The title read, THE BLACK PEOPLE and Whence They Came. The yellowed pages wafted a musty smell of library basements, and the first page informed me that this was the first book ever written in the Zulu language by a native speaker. The author, Magema Fuze, was over 80 years old when it was published, and on the last page he signs his name beside the place and date: Pietermaritzburg, 1922. In a strange twist of fortune, this was the very spot on the globe I had come to visit, exactly 100 years later.

It was as if Fuze himself had expected this moment would come. In his wrinkled octogenarian hand he writes in the final pages:

I now suggest that we immediately prepare for the benefit of our future generations a record of events to show them where they came from. A grasshopper when it is fertilized at the end of a year and when it feels that it is about to die, digs a hole in the ground and lays its eggs there and covers them with soil, and then settles on a twig to wither and die. After a time the eggs hatch out, and its children emerge. … I am concerned to preserve. It will be a good thing if even in the future our children gain knowledge about their past.

I read the book in B&Bs and airports, but I could imagine myself sitting beside him listening in the shade of an acacia tree. He writes like a friend in conversation, interjecting playful comments to the reader like “Listen up now!” and “Hau!” (Zulu for “wow”).

There was laughter in the book, but also pain. He recounts the slow and painful destruction of his society by white invaders, how his people died “in heaps,” and how his king was sent into exile because “it had already been decided to destroy [their] government” because white colonists “feared.” He includes personal stories of discrimination—employers refusing to pay him and white doctors denying him treatment for a broken leg that left him with a permanent limp. But there is no complaining—it is as if his heart has been pounded and stretched so thin that he has no need to show emotion beyond the tenderness of an honest storyteller.

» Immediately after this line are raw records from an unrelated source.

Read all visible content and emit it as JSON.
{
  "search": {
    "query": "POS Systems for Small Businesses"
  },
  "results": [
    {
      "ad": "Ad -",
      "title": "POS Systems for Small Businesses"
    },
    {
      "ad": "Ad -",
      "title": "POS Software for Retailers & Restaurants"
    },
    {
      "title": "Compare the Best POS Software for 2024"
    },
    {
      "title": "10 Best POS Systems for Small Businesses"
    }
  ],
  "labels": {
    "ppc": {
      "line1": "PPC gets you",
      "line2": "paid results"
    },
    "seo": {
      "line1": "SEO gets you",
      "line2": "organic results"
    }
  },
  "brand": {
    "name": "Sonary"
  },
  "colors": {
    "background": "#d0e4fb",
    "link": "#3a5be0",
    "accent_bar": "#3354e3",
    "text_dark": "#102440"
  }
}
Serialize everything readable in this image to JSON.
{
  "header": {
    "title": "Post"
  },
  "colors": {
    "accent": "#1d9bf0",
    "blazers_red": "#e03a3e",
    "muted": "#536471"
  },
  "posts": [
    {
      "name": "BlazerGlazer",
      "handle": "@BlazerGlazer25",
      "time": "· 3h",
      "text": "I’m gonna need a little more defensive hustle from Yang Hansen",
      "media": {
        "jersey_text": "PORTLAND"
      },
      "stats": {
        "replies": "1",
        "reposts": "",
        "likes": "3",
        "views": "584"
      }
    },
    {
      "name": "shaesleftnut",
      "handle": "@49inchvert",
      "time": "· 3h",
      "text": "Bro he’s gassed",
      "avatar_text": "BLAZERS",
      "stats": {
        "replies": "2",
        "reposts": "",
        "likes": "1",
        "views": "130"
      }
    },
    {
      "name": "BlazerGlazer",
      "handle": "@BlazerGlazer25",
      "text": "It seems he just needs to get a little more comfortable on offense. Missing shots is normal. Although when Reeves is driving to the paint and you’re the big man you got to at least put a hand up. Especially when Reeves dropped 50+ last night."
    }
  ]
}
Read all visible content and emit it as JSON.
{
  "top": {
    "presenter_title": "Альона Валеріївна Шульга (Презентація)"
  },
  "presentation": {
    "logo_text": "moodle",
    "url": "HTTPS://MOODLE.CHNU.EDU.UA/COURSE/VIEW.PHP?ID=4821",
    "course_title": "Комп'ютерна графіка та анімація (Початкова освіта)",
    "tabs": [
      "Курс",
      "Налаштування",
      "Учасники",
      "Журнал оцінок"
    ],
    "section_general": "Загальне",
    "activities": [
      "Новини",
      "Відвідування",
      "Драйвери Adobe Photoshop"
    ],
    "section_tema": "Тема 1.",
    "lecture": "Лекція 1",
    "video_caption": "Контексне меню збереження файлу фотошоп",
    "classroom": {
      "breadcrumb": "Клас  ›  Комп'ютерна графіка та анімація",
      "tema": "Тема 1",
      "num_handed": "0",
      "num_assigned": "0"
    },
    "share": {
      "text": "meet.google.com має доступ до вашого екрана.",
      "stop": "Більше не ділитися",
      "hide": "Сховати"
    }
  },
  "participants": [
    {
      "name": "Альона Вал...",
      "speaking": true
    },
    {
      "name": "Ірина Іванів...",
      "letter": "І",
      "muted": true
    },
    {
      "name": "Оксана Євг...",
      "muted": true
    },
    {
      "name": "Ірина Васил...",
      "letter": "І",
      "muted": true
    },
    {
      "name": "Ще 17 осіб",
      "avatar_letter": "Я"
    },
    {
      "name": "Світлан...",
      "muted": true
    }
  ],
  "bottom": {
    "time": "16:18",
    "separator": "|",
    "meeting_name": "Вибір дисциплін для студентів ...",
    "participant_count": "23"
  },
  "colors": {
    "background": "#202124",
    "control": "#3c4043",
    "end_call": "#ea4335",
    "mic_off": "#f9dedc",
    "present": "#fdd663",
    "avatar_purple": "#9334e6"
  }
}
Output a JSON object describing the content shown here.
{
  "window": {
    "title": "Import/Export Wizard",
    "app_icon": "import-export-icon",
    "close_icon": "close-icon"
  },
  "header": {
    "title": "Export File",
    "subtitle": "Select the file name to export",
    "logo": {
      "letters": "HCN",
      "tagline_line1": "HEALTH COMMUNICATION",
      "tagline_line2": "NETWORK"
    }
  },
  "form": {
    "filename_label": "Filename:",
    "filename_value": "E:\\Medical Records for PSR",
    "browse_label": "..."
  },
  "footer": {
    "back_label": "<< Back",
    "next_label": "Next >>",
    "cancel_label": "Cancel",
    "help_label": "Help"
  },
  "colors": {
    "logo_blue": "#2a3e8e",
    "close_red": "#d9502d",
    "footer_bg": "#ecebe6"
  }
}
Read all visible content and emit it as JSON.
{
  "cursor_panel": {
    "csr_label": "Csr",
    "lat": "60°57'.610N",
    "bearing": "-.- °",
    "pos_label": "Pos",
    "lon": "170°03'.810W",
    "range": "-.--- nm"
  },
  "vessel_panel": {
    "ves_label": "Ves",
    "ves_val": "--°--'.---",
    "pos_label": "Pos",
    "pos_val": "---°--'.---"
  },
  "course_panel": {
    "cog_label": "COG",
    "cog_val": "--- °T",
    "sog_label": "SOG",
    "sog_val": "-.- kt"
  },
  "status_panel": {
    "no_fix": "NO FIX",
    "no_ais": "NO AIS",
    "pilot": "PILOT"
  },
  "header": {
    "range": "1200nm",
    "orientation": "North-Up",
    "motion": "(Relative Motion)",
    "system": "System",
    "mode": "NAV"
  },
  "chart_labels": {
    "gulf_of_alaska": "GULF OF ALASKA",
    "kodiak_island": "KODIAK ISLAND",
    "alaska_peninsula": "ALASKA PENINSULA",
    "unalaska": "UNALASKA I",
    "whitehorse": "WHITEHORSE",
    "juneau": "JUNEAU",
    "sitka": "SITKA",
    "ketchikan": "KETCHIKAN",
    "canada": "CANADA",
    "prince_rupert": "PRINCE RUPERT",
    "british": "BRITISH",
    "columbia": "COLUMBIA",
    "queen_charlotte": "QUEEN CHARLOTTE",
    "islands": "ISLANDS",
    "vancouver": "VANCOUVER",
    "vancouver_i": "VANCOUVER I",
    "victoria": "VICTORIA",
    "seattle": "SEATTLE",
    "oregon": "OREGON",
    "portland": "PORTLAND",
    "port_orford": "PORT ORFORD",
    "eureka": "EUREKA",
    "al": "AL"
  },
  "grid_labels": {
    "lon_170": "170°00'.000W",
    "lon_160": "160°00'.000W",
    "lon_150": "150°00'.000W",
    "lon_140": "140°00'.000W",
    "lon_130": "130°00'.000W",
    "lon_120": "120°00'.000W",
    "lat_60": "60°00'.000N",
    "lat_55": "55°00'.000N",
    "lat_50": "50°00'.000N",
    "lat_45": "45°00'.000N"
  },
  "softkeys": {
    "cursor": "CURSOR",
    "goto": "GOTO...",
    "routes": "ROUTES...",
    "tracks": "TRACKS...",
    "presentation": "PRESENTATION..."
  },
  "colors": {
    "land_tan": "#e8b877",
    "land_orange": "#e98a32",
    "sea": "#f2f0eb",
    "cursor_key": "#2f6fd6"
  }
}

“It will be a good thing if even in the future our children gain knowledge about their past,” Fuze reminds us. This fall I am taking the Black History for a New Day course that has trained several thousand non-Black people in my city. This, too, is like receiving a box of memory held out as a gift, and like the best of gifts, it has value in ways I could not anticipate, but also responsibility.

What are you doing to receive the stories of history? Do you know from “whence your people came,” and what they did, and what good and difficult gifts they pass on to you?